Garantie de passif pour des dettes reprises
13.12.22L’achat d’une entreprise en France est un processus complexe et semé d’embuches. Pour se prémunir contre les risques les juridiques et comptables les plus importants, l’acheteur se fait en général octroyer par son vendeur une garantie de passif et/ou d’actif qui vise à protéger l’acquéreur contre tout risque financier ou juridique non visible qui trouverait son origine dans un actif diminué ou un passif non déclaré par rapport au passif et à l’actif déclarés au jour de la vente. C’est en général en ce sens que sont rédigées les clauses de ces garanties. Mais lorsqu’un passif est découvert par l’acheteur, celui-ci doit concrètement prouver que ce passif est antérieur à la date de cession de l’entreprise. Dans une décision du 21 septembre 2022, la Cour de cassation montre avec un exemple très parlant comment distinguer les différents passifs liés à un évènement découvert par l’acheteur des années plus tard pour déterminer ce qui entre ou non de la garantie de passif.
Mise en œuvre de la garantie de passif
Une société est vendue en 2014 avec signature d’une convention de garantie de passif.
Cette société faisait régulièrement appel à des salariés mis à disposition auprès d’une entreprise de travail temporaire. Plusieurs années après la cession, la société a été condamnée au paiement d’indemnités liées à la requalification en contrat de travail à durée indéterminée et à la rupture de contrats de mission d’un salarié de l’entreprise de travail temporaire mis à la disposition de la société entre juillet 2009 et août 2014.
L’acquéreur de la société demande alors au vendeur la mise en œuvre de la garantie de passif consentie. Il estime en effet que la condamnation prononcée par le conseil des prud’hommes a son origine dans les premiers contrats de mise à disposition conclus par la société lorsque le vendeur en était encore associé unique.
Seules les indemnités ayant une origine antérieure à la cession sont couvertes par la garantie de passif
La Cour de cassation estime que le vendeur n’a pas à supporter la totalité des indemnités au paiement desquelles la société a été condamnée (Cass. com. 21/09/-2022 n°20-18.965 F-B, Sté Financial Holding c/ Sté Gama Invest).
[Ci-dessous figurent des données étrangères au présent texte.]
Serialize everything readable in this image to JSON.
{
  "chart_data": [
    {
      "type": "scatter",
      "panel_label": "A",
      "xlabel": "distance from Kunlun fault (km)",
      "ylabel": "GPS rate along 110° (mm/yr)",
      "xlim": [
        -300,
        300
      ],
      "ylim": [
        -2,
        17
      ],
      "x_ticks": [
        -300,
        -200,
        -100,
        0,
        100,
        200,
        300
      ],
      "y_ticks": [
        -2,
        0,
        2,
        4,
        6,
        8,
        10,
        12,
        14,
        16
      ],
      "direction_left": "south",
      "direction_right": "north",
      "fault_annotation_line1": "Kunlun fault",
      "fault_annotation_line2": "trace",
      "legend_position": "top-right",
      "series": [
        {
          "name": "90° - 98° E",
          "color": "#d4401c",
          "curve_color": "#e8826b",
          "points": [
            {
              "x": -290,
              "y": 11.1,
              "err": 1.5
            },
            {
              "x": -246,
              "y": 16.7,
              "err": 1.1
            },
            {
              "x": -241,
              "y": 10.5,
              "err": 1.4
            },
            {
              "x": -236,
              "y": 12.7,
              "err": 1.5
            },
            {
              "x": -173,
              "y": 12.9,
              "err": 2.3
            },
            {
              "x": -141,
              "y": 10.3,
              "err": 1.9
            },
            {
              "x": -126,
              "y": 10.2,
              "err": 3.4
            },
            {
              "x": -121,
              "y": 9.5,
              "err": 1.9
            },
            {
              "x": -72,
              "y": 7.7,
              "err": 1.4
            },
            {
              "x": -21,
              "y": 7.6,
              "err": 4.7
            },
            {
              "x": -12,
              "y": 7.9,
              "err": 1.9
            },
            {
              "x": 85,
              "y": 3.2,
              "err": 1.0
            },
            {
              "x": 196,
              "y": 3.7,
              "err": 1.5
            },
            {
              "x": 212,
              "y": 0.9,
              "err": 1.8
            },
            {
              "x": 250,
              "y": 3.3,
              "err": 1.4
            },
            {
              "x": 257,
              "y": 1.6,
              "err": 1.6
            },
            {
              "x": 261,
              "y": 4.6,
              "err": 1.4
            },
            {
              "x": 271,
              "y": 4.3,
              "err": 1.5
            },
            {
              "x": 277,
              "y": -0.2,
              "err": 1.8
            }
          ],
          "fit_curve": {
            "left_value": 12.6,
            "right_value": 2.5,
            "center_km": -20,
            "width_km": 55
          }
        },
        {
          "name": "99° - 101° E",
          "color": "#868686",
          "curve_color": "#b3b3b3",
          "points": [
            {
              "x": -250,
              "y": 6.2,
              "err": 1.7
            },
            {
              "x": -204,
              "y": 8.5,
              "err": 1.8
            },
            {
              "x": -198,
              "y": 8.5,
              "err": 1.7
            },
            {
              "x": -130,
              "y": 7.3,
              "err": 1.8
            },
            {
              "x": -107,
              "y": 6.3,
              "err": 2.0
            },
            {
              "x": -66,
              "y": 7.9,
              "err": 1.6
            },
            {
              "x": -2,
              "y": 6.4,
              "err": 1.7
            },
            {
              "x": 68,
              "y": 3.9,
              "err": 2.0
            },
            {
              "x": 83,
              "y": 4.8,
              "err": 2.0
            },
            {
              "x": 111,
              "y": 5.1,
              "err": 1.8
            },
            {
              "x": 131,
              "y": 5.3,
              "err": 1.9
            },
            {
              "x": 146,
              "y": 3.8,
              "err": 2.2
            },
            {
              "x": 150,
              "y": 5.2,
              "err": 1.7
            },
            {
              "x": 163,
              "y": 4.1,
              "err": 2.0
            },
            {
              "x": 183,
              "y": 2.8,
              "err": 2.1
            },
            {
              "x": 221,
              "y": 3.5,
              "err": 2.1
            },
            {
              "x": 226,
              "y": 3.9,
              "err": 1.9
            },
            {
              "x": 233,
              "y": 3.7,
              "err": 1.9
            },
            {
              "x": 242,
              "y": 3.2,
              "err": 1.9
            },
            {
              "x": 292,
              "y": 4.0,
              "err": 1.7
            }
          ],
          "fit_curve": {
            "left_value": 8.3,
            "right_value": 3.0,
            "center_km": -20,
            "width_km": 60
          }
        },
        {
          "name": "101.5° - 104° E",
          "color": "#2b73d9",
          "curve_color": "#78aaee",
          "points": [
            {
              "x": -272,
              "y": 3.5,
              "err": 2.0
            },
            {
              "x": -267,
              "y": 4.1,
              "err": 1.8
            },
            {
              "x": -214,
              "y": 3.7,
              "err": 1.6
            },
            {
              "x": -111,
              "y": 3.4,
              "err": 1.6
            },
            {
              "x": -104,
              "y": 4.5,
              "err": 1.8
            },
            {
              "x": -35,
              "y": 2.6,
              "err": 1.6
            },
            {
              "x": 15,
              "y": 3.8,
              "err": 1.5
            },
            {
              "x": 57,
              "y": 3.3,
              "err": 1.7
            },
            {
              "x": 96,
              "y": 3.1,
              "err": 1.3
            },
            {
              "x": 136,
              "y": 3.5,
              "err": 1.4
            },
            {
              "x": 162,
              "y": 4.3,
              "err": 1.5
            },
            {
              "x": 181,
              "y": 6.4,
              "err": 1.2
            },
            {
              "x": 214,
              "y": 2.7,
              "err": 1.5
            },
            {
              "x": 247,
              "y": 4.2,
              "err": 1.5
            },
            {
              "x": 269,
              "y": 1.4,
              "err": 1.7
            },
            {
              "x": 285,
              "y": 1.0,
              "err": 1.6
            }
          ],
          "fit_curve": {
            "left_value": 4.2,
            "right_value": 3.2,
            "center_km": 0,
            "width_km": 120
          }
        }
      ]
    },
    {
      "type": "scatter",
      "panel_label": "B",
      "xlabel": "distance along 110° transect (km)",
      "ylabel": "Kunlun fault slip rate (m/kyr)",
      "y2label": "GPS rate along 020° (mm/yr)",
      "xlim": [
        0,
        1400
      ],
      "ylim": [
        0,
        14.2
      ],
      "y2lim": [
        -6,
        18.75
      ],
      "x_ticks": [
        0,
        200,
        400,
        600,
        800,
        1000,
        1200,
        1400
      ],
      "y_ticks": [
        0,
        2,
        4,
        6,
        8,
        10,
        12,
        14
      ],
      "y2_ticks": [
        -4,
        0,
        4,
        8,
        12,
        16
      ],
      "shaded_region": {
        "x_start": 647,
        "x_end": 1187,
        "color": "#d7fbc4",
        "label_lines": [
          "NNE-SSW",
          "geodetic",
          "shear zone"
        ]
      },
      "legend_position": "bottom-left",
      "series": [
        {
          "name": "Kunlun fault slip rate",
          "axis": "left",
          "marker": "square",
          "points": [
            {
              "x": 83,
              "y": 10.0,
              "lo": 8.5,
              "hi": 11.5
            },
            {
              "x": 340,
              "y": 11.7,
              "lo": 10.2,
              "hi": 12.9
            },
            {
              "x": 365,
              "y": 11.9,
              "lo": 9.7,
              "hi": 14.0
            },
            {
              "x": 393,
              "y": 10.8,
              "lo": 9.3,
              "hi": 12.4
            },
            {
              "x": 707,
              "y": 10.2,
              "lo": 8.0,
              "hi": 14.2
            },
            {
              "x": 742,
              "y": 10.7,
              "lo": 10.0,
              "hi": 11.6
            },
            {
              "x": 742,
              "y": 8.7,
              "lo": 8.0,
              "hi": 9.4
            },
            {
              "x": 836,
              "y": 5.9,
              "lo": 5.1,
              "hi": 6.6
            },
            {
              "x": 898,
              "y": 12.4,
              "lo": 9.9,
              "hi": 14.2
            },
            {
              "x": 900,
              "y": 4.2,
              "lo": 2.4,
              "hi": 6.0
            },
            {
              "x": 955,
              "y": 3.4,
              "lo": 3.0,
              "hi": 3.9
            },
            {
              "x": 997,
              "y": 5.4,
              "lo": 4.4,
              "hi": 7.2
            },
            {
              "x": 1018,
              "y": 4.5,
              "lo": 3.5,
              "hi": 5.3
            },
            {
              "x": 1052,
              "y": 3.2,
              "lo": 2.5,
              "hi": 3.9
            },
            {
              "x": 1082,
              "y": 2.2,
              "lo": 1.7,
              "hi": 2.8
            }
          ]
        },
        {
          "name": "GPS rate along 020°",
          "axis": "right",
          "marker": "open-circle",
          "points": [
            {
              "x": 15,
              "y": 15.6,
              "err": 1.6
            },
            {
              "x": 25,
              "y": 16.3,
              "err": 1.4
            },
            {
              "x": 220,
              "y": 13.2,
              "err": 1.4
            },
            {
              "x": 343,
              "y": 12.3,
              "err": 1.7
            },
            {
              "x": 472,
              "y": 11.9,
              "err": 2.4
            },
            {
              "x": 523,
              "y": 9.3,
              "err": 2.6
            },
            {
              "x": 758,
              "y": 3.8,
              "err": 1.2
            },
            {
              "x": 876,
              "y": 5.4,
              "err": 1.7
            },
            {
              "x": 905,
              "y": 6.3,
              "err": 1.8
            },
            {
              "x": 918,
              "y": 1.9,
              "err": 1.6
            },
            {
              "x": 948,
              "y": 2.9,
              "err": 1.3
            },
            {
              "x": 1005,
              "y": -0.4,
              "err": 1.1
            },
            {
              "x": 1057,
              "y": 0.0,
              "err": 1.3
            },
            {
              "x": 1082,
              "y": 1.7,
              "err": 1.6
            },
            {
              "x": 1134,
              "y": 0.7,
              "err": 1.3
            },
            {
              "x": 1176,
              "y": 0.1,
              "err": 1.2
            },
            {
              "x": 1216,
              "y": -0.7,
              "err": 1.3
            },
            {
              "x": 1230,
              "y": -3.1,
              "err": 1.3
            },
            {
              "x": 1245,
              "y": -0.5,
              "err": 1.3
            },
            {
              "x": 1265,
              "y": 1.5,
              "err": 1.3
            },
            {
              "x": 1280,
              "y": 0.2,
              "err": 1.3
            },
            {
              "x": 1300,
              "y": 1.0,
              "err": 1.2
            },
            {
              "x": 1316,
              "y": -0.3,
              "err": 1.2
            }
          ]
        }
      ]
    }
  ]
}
Elle distingue en effet entre les indemnités :
- qui trouvent leur origine dans le premier contrat de mise à disposition conclu avant la cession de l’entreprise et
- qui trouvent leur origine dans la reconduction des contrats de mise à disposition et la rupture assimilable à un licenciement postérieures à la cession.
C’est pour cette raison que seules les indemnités de requalification en contrat de travail à durée indéterminée à la relation de mise à disposition et les frais irrépétibles de l’instance prud’homale sont à supporter par le vendeur au titre de la garantie de passif.
Les indemnités ayant une origine postérieure à la cession des actions sont donc à la charge de l’acquéreur
Pour ce qui est des autres indemnités, en l’espèce indemnités de licenciement, indemnité de préavis et les dommages-intérêts pour licenciement sans cause réelle et sérieuse, leur paiement incombe à l’acquéreur. Ces indemnités trouvent en effet leur origine dans la reconduction de la relation de travail et dans la rupture assimilable à un licenciement qui sont postérieurs à la cession des actions.
En conclusion : La mise à disposition d’un salarié dans la société avant son rachat n’était pas légalement conforme mais l’acheteur l’a poursuivie pour pourvoir durablement un emploi lié à l’activité normale et permanente. L’acheteur s’est donc lui-même mis en défaut a dû assumer ses propres erreurs.
Donc, ce n’est pas parce que l’ancien propriétaire d’une société vendue avait pris un risque, couvert par la garantie de passif, que l’acheteur peut compter sur cette garantie de passif pour tous les évènements postérieurs.